Dickens makes it clear that the events that led to the French Revolution are easily reproduced and one suspects he chose this subject as a vehicle to speak to England of the danger that lay before her rather than a desire to write an historical novel. It is strange that Mr. Koch should fail to see this when so much of Mr. Dickens’s work is in sympathy with the working classes. It is strange that Mr. Koch fails to see Mr. Dickens’s sympathies with the French Revolution when he states them plainly. Dickens paints the horror of what came to pass in France, but says at all points that it was a hand forced by the aristocracy. Though Dickens is clearly in sympathy with the individual lives lost to the Revolution, he is clear that it is for a greater good, even to the point of having the innocent seamstress that goes hand in hand to death with Sydney Carton stress her feeling that, if it is for the greater good, she is not sorry to lose her life. She notes that if her (was it her sister or her cousin?) should achieve a better life, it is worth the loss of her own to see this object done. Again, it is allegory. Citizens of France sacrificing for the sake of fellow citizens.
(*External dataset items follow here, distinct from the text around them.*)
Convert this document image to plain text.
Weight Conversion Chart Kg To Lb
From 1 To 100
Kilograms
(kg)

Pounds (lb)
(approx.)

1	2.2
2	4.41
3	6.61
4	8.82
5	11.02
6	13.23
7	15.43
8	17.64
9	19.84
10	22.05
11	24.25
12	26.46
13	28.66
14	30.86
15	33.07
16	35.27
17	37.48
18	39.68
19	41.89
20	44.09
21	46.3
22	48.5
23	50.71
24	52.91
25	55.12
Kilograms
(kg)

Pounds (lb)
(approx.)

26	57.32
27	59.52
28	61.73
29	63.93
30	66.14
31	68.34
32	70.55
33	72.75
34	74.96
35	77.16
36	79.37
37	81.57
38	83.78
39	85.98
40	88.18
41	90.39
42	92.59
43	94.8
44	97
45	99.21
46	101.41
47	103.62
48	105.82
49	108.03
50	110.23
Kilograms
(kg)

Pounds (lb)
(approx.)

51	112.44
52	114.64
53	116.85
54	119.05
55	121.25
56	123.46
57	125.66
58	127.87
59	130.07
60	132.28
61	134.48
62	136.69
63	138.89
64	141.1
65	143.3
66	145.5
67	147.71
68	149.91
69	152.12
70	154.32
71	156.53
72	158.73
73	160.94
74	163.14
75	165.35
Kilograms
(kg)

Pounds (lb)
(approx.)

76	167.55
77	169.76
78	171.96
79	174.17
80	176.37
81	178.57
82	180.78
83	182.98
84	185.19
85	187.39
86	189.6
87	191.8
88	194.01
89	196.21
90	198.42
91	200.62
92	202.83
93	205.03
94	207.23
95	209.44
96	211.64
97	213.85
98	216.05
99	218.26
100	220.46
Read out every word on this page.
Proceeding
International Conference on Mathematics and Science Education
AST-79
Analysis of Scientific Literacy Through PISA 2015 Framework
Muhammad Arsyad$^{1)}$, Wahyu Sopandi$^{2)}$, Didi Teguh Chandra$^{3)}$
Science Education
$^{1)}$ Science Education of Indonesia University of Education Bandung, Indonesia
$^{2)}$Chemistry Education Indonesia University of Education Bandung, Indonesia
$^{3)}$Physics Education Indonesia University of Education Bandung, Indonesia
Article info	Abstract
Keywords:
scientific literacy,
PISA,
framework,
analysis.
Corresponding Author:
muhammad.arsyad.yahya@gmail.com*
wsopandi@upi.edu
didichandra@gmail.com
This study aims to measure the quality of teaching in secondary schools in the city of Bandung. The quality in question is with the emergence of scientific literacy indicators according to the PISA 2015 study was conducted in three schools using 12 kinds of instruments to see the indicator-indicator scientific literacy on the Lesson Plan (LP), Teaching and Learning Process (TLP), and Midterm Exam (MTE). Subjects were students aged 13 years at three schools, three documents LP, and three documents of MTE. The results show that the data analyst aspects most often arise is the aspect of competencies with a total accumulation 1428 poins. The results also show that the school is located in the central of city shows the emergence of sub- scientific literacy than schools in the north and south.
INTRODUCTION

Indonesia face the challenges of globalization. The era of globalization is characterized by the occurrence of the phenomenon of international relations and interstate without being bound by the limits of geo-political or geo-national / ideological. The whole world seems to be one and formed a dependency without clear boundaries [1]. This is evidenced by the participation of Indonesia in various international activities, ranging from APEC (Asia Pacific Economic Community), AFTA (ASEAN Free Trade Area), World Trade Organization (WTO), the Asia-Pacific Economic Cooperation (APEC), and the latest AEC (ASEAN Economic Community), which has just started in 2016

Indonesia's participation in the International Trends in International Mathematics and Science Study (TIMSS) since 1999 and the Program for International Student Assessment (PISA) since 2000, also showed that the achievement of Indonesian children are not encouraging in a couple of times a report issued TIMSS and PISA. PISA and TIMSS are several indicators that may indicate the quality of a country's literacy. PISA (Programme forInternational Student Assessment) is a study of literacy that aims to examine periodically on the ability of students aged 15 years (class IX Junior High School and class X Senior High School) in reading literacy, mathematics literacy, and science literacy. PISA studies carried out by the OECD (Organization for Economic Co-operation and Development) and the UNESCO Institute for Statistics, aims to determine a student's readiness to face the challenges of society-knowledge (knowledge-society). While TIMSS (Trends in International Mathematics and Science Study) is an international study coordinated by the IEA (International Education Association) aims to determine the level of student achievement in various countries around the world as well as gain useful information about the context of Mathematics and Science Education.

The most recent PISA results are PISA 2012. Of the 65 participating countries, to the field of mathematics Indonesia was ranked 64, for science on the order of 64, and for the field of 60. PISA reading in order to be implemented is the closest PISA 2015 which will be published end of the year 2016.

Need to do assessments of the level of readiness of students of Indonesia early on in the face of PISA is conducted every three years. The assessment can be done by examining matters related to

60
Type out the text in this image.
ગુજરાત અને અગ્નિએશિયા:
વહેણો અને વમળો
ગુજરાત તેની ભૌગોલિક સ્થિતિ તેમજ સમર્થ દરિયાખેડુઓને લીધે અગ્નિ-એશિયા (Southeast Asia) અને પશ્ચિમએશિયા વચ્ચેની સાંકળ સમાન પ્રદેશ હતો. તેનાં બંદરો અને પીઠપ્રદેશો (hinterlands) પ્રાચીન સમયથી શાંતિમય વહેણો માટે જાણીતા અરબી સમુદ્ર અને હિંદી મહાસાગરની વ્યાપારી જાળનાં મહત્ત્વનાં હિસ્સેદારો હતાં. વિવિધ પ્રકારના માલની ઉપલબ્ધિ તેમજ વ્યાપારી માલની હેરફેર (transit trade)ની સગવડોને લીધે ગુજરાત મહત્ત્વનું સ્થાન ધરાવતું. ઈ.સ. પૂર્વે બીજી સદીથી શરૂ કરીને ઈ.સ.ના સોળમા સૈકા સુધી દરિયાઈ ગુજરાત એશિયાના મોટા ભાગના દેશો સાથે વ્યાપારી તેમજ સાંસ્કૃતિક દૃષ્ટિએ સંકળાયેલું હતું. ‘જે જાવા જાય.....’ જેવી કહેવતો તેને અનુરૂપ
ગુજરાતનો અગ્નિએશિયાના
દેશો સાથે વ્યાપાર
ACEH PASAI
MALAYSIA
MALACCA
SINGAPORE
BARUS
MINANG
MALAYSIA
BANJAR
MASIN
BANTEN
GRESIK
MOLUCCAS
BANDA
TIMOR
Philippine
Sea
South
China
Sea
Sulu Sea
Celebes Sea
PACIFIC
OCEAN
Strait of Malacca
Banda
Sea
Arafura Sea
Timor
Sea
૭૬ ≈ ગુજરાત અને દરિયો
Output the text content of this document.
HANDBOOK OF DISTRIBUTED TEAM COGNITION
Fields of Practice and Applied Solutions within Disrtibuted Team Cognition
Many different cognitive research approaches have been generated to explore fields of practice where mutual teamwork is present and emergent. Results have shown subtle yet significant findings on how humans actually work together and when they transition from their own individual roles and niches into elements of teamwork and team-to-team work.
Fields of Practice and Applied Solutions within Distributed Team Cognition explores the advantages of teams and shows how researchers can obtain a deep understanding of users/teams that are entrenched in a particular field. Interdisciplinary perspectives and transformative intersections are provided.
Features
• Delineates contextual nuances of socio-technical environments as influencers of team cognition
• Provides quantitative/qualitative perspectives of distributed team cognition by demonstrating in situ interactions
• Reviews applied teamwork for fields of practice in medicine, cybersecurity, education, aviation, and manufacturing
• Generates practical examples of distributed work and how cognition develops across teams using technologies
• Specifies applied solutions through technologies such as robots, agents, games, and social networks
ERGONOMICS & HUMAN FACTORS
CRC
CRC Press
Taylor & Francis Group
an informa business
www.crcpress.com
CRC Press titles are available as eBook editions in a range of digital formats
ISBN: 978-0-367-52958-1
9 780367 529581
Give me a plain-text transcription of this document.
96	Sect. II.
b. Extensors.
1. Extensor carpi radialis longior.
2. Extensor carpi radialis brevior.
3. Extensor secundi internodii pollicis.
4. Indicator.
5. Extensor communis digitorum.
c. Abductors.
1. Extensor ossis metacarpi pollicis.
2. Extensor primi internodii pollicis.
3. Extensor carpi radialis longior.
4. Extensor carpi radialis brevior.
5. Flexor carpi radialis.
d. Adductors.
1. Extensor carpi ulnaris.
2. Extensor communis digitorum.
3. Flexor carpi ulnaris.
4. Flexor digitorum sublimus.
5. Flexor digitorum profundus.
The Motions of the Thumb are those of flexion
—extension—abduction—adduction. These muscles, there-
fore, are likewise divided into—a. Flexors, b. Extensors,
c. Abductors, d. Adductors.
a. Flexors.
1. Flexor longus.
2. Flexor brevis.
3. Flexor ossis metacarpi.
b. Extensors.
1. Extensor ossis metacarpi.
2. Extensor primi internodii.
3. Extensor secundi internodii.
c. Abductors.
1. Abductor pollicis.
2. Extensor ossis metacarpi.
Mr. Koch doubts the abilities of Dickens to understand women and tells us that, indeed, all the characters of A Tale of Two Cities are superficial and uninteresting, save for the character of Sydney Carton. This is a pet peeve of mine, the notion that all characters must be well-rounded. I will grant that there are issues in the character of Lucie Manette and what women mean to society, but that, if you grant Mr. Dickens the right embody in the feminine the higher ideals of society, the character is justly constructed. Without debating the feminist perspective, I will assert that Lucie Manette is a country, not a person. She is an ideal and should be judged as such and not at all as a human being. To cut short the debate on the use of women in this glorified and constrained role, it is worth noting that Mr. Darnay is her exact replica in the male form. He is no more fully human and no less virtuous than is Lucie Manette. His only sins are those of his family, but he himself is blameless and without blemish of character. So, in this case, I think Mr. Dickens might be absolved of a typical Victorian view of womanhood.

Indeed, his representation of Mrs. Defarge would discount this constrained view of the feminine. If one were to assume that Mrs. Defarge were irrational rage, then she would not provide that full-bodied counterpoint, but I think it is wrong to assume any such thing of Mrs. Defarge. She represents the French nation rising and she is, perhaps, colder than is her husband, but she is also stronger than he. She imagines a future justice that reaches beyond her life and is willing to sacrifice for it with only the faith–and not the witness–that it will be. Mr. Defarge is weakened by the fear that he will not see the end of his labor in his lifetime and is only steadied in his course for a better future by the resolve of his wife. He defers to her in all things and she is the record keeper of the crimes against the people. While her recording of sins is merciless, it is also perfect. There is no doubt of the truth of her woven record, only a question of whether or not mercy can be shown. When, in then end, her blood lust is shown to be personal, it is only to say that all crimes against the people are personal. Just as the aristocrats beheaded are real people with whom we sympathize, so too are the victims of the aristocracy. To Dickens, it is the least to be expected that centuries of crimes committed by the Evremondes should lead to equal carelessness when these crimes are avenged. The Terror is to be understood as no more horrible in its relatively brief but concentrated bloodletting as a few hundred years of oppression entailing deprivation, rapes and deaths.

Between Mrs. Defarge and Miss Manette, Dickens creates not a shallow view of the feminine, but a complete view of humanity. It is impossible to represent the whole of humanity in depth, but must be done with representative forms and this is the manner of character that populates A Tale of Two Cities. It is an allegory and a brilliant one at that. And may we all hope, for the sake of literature, that Mr. Koch’s observations are served up with a burger and fries rather than in the setting of a university.